No really, it isn't.
They knew they were there, but they have not had contact with anyone. They were not 'lost', but they are living in the stone age. There is a deliberate policy of non-interference and no contact it seems.
http://www.news.com.au/heraldsun/story/0,21985,23914571-663,00.htmlMr Meirelles, 61, said the "chance encounter" that produced the famous photographs was no accident.
"When we think we might have found an isolated tribe, a sertanista (tribe expert) like me walks in the forest for two or three years to gather evidence and we mark it in our (global positioning system," he told al-Jazeera.
"We then map the territory the Indians occupy and we draw that protected territory without making contact with them. And finally we set up a small outpost where we can monitor their protection."

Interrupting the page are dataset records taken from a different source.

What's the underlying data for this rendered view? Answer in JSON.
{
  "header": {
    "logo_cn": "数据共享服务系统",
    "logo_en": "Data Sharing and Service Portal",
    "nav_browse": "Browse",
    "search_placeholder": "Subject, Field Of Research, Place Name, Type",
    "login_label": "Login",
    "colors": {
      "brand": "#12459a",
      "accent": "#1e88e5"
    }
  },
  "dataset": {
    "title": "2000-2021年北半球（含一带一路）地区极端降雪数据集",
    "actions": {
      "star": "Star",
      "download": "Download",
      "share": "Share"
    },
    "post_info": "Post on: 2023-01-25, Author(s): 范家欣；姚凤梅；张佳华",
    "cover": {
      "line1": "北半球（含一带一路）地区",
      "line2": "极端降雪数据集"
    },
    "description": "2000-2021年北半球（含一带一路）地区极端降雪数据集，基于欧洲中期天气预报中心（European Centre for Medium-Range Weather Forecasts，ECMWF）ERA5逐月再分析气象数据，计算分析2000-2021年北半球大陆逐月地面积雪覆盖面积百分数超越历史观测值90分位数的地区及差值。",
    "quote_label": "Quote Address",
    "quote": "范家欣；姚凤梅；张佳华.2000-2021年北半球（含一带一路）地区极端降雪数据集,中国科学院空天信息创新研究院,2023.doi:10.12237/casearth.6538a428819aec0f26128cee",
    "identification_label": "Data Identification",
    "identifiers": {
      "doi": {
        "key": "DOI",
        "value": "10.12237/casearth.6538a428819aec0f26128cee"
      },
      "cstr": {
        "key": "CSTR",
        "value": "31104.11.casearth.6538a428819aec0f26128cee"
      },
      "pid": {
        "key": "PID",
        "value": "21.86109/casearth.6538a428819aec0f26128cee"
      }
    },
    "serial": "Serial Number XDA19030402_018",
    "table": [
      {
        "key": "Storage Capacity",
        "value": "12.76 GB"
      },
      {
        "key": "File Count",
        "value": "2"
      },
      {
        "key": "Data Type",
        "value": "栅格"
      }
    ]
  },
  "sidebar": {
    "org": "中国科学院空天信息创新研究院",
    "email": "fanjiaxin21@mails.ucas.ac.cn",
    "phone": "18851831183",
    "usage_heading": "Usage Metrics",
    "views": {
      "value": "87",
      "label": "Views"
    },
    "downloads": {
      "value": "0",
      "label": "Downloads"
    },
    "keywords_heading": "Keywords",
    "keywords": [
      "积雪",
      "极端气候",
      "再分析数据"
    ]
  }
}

In this case Mr Meirelles appears, controversially, to have gone out to seek and find the uncontacted tribe in an area where it was known to be living.
"When the women hear the plane above, they run into the forest, thinking it's a big bird," he said.
"This is such a remote area, planes don't fly over it."
What he was looking for was not only proof of life, but firm evidence that the tribes in this area were flourishing – proof in his view that the policy of no contact and protection was working
So it was something of a publicity stunt, and poor research practice perhaps, but these were not poor people living in huts in the jungle. These are people who don't know what an aeroplane is.